A woman who had been enjoying a night in her hot tub with her husband was found dead just hours later.
Mandy Pugh and her husband Lee Pugh used their hot tub at their home in Nottage, Porthcawl, up to five times per week, an inquest into her death heard.
The couple had recently moved to the area to be closer to family.
In a statement Mr Pugh said that he and his 57-year-old wife had been in the hot tub on the night of her death and were planning their activities for the next few days while looking at the stars.

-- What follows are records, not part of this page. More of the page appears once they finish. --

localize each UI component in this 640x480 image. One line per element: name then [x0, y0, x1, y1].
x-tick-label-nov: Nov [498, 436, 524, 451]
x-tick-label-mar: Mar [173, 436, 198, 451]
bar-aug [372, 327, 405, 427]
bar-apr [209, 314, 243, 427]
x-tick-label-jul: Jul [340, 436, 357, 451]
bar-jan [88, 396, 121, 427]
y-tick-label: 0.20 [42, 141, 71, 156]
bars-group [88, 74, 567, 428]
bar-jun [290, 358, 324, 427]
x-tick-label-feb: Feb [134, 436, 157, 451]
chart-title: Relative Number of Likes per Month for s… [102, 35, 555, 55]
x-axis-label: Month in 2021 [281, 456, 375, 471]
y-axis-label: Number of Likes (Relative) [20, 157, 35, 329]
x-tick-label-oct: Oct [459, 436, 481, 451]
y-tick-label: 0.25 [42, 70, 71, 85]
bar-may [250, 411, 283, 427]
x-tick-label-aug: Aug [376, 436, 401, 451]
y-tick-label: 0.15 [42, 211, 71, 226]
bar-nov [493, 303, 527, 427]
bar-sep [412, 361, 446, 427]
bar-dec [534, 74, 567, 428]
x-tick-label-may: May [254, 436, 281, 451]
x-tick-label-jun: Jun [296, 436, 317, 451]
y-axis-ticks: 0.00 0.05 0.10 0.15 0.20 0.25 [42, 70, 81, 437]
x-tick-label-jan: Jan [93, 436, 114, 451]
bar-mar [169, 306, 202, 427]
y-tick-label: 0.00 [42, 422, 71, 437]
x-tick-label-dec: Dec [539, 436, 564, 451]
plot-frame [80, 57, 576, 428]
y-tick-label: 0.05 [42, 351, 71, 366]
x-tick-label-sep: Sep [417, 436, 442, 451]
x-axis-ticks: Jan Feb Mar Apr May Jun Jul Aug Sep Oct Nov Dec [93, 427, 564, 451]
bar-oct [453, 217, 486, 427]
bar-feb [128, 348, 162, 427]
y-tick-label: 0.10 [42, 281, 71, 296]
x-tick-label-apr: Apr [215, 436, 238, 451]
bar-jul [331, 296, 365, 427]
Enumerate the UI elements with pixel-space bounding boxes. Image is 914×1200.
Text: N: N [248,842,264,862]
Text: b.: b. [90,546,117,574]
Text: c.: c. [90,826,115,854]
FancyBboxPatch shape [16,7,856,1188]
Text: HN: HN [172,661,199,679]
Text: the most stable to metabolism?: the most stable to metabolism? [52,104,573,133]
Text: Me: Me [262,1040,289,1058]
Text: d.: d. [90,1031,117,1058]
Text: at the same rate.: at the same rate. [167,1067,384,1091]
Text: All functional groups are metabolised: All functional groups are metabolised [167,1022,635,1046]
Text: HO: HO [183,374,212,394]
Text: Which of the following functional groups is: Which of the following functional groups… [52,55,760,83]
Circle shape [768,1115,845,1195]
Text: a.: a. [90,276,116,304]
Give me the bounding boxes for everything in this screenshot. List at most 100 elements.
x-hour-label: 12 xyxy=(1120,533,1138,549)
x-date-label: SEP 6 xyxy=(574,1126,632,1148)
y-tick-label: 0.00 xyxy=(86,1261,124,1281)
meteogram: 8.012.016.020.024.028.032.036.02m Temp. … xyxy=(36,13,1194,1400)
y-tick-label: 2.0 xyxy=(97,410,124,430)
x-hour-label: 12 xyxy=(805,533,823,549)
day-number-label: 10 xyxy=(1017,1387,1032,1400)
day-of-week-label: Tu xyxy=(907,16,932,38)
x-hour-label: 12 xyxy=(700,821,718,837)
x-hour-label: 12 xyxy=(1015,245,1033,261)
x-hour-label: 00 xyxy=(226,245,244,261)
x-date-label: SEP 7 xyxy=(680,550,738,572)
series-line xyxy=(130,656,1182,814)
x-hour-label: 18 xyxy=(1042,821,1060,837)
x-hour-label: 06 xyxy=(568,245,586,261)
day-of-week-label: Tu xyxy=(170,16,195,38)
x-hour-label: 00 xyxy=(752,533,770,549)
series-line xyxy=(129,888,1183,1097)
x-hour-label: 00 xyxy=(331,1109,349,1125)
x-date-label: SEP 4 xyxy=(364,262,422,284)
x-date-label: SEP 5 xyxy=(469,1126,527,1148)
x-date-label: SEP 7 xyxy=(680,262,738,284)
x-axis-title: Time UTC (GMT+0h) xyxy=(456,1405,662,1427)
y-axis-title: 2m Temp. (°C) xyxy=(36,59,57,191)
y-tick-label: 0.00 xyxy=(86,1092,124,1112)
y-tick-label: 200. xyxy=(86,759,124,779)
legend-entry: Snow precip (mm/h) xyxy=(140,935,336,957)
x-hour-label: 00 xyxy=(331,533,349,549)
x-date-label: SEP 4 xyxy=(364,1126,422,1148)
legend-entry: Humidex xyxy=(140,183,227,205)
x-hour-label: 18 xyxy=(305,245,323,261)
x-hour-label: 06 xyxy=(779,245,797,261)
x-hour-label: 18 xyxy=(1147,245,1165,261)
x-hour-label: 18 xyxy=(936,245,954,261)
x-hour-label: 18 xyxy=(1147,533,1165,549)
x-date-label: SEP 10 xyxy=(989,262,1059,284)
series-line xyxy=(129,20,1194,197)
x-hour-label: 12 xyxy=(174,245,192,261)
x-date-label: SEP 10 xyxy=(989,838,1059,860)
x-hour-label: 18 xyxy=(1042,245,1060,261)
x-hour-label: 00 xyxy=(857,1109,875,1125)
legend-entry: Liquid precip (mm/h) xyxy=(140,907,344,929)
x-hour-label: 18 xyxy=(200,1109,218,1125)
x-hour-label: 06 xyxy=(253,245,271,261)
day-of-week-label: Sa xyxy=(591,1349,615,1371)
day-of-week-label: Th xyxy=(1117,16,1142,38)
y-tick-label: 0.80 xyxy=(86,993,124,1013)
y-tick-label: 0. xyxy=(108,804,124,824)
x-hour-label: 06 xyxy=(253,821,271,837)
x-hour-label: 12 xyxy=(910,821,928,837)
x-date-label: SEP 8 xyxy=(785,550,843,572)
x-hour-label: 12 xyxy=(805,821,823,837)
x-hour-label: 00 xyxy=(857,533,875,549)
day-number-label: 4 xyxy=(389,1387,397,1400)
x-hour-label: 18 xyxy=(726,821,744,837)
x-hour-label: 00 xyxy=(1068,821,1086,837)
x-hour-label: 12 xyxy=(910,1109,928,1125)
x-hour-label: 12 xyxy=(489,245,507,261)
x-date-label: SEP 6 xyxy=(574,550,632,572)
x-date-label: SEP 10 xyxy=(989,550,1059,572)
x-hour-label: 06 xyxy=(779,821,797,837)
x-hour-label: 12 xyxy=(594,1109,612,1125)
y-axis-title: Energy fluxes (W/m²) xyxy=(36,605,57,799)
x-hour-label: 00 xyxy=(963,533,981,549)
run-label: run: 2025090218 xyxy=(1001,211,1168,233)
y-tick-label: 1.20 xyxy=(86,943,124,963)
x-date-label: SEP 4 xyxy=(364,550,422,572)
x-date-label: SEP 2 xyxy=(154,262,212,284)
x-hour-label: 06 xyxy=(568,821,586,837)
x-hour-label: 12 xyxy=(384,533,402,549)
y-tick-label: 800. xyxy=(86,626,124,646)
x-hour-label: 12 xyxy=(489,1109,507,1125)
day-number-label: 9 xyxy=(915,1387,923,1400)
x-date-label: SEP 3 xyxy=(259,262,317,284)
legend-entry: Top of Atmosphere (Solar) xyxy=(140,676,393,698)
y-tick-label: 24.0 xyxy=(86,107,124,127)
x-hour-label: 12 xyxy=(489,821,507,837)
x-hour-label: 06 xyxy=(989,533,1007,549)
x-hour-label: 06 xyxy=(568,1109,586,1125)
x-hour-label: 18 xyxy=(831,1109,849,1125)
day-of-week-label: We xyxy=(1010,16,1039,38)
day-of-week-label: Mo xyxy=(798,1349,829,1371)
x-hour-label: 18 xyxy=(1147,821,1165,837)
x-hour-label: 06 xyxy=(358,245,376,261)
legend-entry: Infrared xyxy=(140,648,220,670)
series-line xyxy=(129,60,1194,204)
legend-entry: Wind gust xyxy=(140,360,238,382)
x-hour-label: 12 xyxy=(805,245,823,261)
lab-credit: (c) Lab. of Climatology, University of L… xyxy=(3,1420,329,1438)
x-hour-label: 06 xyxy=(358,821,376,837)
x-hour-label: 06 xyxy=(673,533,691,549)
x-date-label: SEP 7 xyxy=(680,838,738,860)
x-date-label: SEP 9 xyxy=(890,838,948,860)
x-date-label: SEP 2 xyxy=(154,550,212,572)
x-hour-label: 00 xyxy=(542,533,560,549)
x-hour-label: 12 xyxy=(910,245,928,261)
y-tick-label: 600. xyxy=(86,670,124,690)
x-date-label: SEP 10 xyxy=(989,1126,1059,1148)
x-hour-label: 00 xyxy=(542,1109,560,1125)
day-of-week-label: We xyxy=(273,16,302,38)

He said: “Mandy was enjoying her new job but she was happy that night because she had the next day off.
“We used the pool five days a week, generally in the evening. We used to like lying there and looking at the stars. It was a nice way of relaxing at the end of the day.”
After over an hour in the hot tub together Mr Pugh told the inquest that he returned to the house to watch the evening news. He later fell asleep while watching a film.
When he woke around midnight Mr Pugh went to check on the hot tub, believing that his wife had forgotten to turn off the lights after going to bed.
He discovered his wife face-down and unconscious in the water.
Mr Pugh attempted CPR on his wife until paramedics arrived minutes later.
Despite efforts of paramedics and an attending doctor Mrs Pugh was pronounced dead at her home on September 11, 2020.
The inquest heard that Mrs Pugh had a medical history of “excessive alcohol consumption” and had been seeking help from specialists prior to the start of lockdown in March 2020.
Her family had raised concerns about this alcohol consumption and Mrs Pugh had been found unconscious by her husband once before.
Mr Pugh said: “I tried to help her a lot of the time but then she would hide it from me.
“I saw her drink only half a bottle of wine before we got into the pool. She didn’t seem drunk or sleepy at all. “
“She was just happy. With hindsight I should have checked on her sooner.”
Dr Alexander Lawson, forensic toxicologist at University Hospitals Birmingham, told the inquest that Mrs Pugh had a blood alcohol content of 291mg per 100ml of blood.
In comparison the legal driving limit is 80mg per 100ml. Dr Lawson hypothesised that Mrs Pugh had consumed the equivalent of one litre of 14% wine.
She also had low levels of an antihistamine in her blood, which is likely to have intensified the effects of the alcohol.
A post-mortem examination report by Dr Jason Shannan of Royal Glamorgan Hospital concluded that Mrs Pugh has died from submersion in hot water following a possible “loss of consciousness or disorientation” caused by consumption of alcohol.
Coroner David Regan recorded a conclusion of accidental death.